Selon les déclarations de M. Hubert…, le gouvernement français invitait de son côté la Direction des Usines à reprendre son poste et à redonner l’activité aux ateliers (une lettre du Général Weygand confirmant l’assentiment de la reprise du travail par le gouvernement se trouverait aux scellés, placée sous la cote n°19).
De l’ensemble de ces faits et déclarations il semble ressortir que la reprise du travail a bien été imposée par les occupants ; quant à son acceptation par la direction elle paraît s’être manifestée seulement en fonction des réponses reçues par les représentants qualifiés du Gouvernement de Vichy.
Des commandes de camions pour la clientèle civile furent alors immédiatement offertes aux Usines Renault et les Allemands semblèrent accepter cette formule. C’est ainsi que 1000 camions furent commandés par la Préfecture de la Seine, 4 à 5000 par la Production Industrielle. En outre, 1000 fours à carboniser furent commandés par l’administration des Eaux et Forêts, ainsi que 1000 tracteurs agricoles.
M. Hubert Jean, Secrétaire Général dont il est parlé plus haut a résumé la situation des Usines Renault en juillet 1940, de la façon suivante :
« Le personnel revenu d’exode à partir de la mi-juillet se pressait aux portes des Usines, venant voir les chefs d’ateliers, les agents de maîtrise et demandant du travail.
« Dès le 20 juillet, on pouvait estimer que 10.000 ouvriers étaient là, sans travail depuis 6 semaines, représentant une population d’environ 30.000 personnes. Et ce chiffre croissait tous les jours, au fur et à mesure que les trains, remis en marche, ramenait le personnel des centres de repli.
« C’est donc sur ordre impérieux des autorités allemandes, sur l’ordre formel des autorités françaises, et face à une situation sociale des plus graves, que la Direction des Usines a remis celles-ci en route à partir du début d’août ; le départ fut extrêmement lent, 24 heures de travail par semaine et par ouvrier furent tout d’abord accomplies, ce qui permettait de faire travailler deux équipes par jour, assurant ainsi du travail au plus grand nombre possible.

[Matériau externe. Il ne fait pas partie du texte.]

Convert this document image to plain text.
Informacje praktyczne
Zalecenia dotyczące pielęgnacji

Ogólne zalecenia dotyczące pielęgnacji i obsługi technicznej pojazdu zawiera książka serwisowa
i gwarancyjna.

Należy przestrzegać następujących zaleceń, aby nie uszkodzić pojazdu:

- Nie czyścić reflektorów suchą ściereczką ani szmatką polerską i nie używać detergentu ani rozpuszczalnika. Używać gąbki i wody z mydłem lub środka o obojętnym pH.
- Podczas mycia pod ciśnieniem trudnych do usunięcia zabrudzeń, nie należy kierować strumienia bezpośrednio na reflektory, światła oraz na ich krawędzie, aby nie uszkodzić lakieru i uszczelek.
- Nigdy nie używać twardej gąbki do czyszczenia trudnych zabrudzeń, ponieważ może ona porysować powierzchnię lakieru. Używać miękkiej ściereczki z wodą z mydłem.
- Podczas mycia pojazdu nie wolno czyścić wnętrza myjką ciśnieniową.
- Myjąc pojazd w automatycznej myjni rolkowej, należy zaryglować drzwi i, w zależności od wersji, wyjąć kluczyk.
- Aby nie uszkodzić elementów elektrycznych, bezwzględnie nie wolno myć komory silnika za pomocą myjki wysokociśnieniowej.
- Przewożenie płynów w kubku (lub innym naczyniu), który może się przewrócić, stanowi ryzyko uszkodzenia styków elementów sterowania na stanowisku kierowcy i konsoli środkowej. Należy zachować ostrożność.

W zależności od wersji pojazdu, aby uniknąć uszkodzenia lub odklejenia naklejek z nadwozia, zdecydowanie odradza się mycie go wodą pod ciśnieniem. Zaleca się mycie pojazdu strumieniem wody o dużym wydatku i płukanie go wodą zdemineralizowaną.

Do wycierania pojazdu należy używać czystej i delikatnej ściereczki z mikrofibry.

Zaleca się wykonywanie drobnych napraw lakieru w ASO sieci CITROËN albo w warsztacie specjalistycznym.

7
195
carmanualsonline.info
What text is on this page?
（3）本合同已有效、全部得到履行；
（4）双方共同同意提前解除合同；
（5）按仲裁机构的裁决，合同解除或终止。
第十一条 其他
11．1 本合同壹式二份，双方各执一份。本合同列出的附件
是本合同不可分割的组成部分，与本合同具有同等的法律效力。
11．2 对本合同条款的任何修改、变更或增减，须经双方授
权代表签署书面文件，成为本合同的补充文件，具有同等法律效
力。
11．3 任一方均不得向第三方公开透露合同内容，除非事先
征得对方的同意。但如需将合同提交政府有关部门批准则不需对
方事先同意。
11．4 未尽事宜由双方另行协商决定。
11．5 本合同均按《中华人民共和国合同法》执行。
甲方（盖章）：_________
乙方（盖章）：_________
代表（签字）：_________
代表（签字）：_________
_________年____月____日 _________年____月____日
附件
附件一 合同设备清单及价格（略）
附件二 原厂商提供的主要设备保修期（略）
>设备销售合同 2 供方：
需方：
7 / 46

« Mais dès la mi-septembre, les Allemands déclaraient que la fabrication des camions leur serait réservée. Tous les efforts furent faits pour prolonger cependant au maximum les livraisons civiles ; livraisons de camions en fraude, achèvement et livraison de voitures de tourisme, mise en route d’une fabrication de tracteurs agricoles et livraison de pièces de rechange aux agents et à la clientèle.
A ce sujet, M. Grandjean Albert, 48 ans, Directeur Général commercial… confirme les déclarations de M. Hubert en citant des chiffres : 1800 véhicules environ ont été livrés au secteur civil sur licence d’achat et 1400 l’ont été à l’insu des Allemands et en fraude.
Progressivement, sous la pesée allemande, ces livraisons au secteur civil furent réduites et ne purent être continuées.
Poursuite du travail après les bombardements
Le bombardement de Mars 1942 replaça pratiquement les usines à peu près dans les conditions de juillet 1940. La fabrication était totalement arrêtée.
Dès le lendemain du bombardement, les autorités allemandes donnaient l’ordre de réparer et de remettre l’usine en route faute de quoi, elles prenaient le contrôle des hommes et du matériel.
Le 4 mars au matin, le Docteur Klefeld, du service de la main-d’œuvre allemande en France, se serait présenté aux usines déclarant que tout le personnel était dorénavant sous son contrôle direct.
Les autorités françaises, de leur côté, par le Ministère de la Production Industrielle, donnaient ordre aux usines de reconstruire.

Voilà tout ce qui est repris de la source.